The Right Internship

Headshot of Juliet H.

Juliet Hulme, RWU Class of 2019

Major:  Public Relations

Senior public relations major, Juliet Hulme knew that looking for, and landing the right internship wasn’t going to be easy. With an abundant amount of PR internship positions available, it was hard for her to narrow down and find just the right one. And while she had the necessary skills to succeed in a PR position, she needed a strong resume and cover letter to stand out against other candidates. This is where having RWU’s Center for Career and Professional Development (CCPD) as a resource made all the difference.

The CCPD helps students with their internship and career path by providing students resources and networking opportunities that can help them lead to success. With help from the CCPD, Hulme was able to construct a strong, professionally worded resume and cover letter and received tips on how to present herself during an interview. That work paid off because Hulme secured a summer internship in sunny Newport, Rhode Island with the Newport Gulls baseball team that allowed her to deepen her understanding of public relations within a non-profit setting.

Hulme learned very quickly that her internship wouldn’t be the traditional PR internship of writing press releases and helping with research. To succeed, Hulme had to tap into her event planning and community outreach skills. Thank to the wide range of knowledge she’s learned in her courses, she was more than up to the task.

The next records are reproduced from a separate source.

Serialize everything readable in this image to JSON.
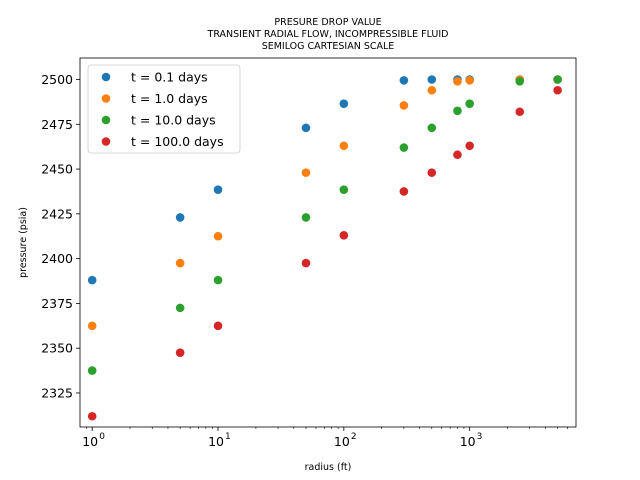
{
  "chart_data": {
    "type": "scatter",
    "title": [
      "PRESURE DROP VALUE",
      "TRANSIENT RADIAL FLOW, INCOMPRESSIBLE FLUID",
      "SEMILOG CARTESIAN SCALE"
    ],
    "xlabel": "radius (ft)",
    "ylabel": "pressure (psia)",
    "xscale": "log",
    "xlim": [
      0.8,
      7000
    ],
    "ylim": [
      2306,
      2512
    ],
    "x_ticks": [
      {
        "value": 1,
        "base": "10",
        "exp": "0"
      },
      {
        "value": 10,
        "base": "10",
        "exp": "1"
      },
      {
        "value": 100,
        "base": "10",
        "exp": "2"
      },
      {
        "value": 1000,
        "base": "10",
        "exp": "3"
      }
    ],
    "y_ticks": [
      2325,
      2350,
      2375,
      2400,
      2425,
      2450,
      2475,
      2500
    ],
    "grid": false,
    "legend_position": "top-left",
    "x": [
      1,
      5,
      10,
      50,
      100,
      300,
      500,
      800,
      1000,
      2500,
      5000
    ],
    "series": [
      {
        "name": "t = 0.1 days",
        "color": "#1f77b4",
        "values": [
          2388,
          2423,
          2438.5,
          2473,
          2486.5,
          2499.5,
          2500,
          2500,
          2500,
          2500,
          2500
        ]
      },
      {
        "name": "t = 1.0 days",
        "color": "#ff7f0e",
        "values": [
          2362.5,
          2397.5,
          2412.5,
          2448,
          2463,
          2485.5,
          2494,
          2499,
          2499.5,
          2500,
          2500
        ]
      },
      {
        "name": "t = 10.0 days",
        "color": "#2ca02c",
        "values": [
          2337.5,
          2372.5,
          2388,
          2423,
          2438.5,
          2462,
          2473,
          2482.5,
          2486.5,
          2499,
          2500
        ]
      },
      {
        "name": "t = 100.0 days",
        "color": "#d62728",
        "values": [
          2312,
          2347.5,
          2362.5,
          2397.5,
          2413,
          2437.5,
          2448,
          2458,
          2463,
          2482,
          2494
        ]
      }
    ]
  }
}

Hulme helped in the day-to-day field operations, such as pre-game ceremonies and the in-between inning mini-games. She coordinated the Baseball Buddies program, where little league players run out alongside a Gulls player before each game begins, and she worked to bring the baseball players into local elementary schools to read to students. Hulme’s biggest undertaking, however, was coordinating the 5-week youth summer camp. This required countless hours of registering children and validating payments, while also contacting local social services, schools and little leagues to distribute scholarships to children whose families didn't have the funds to participate in the camps.

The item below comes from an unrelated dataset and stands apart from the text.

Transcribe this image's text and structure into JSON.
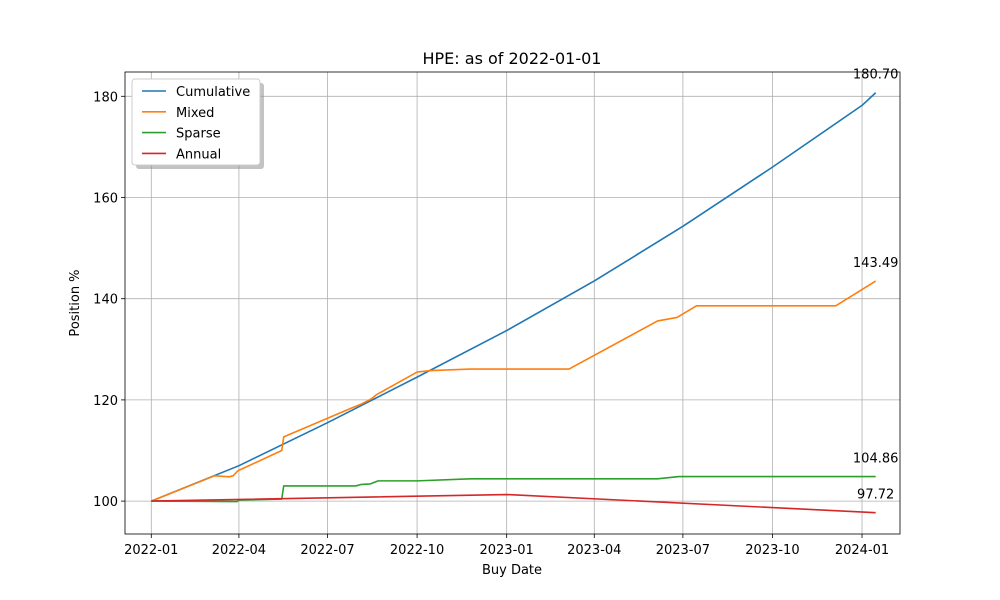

“Public relations is all about creating relationships with people in the community that are mutually beneficial,” Hulme says. “Not only do you have to help out your client, but you’re working to make them look good in the eyes of the community, creating a good image for both yourself and the organization.”

The internship may not have taken the traditional PR role Hulme was expecting, but she says it allowed her to use what she learned in the classroom and put it into a real organization. This experience was exactly the right internship she needed for her career path, Hulme said, because it opened her eyes to working for a non-profit organization in the sports industry – a track she hadn’t considered before.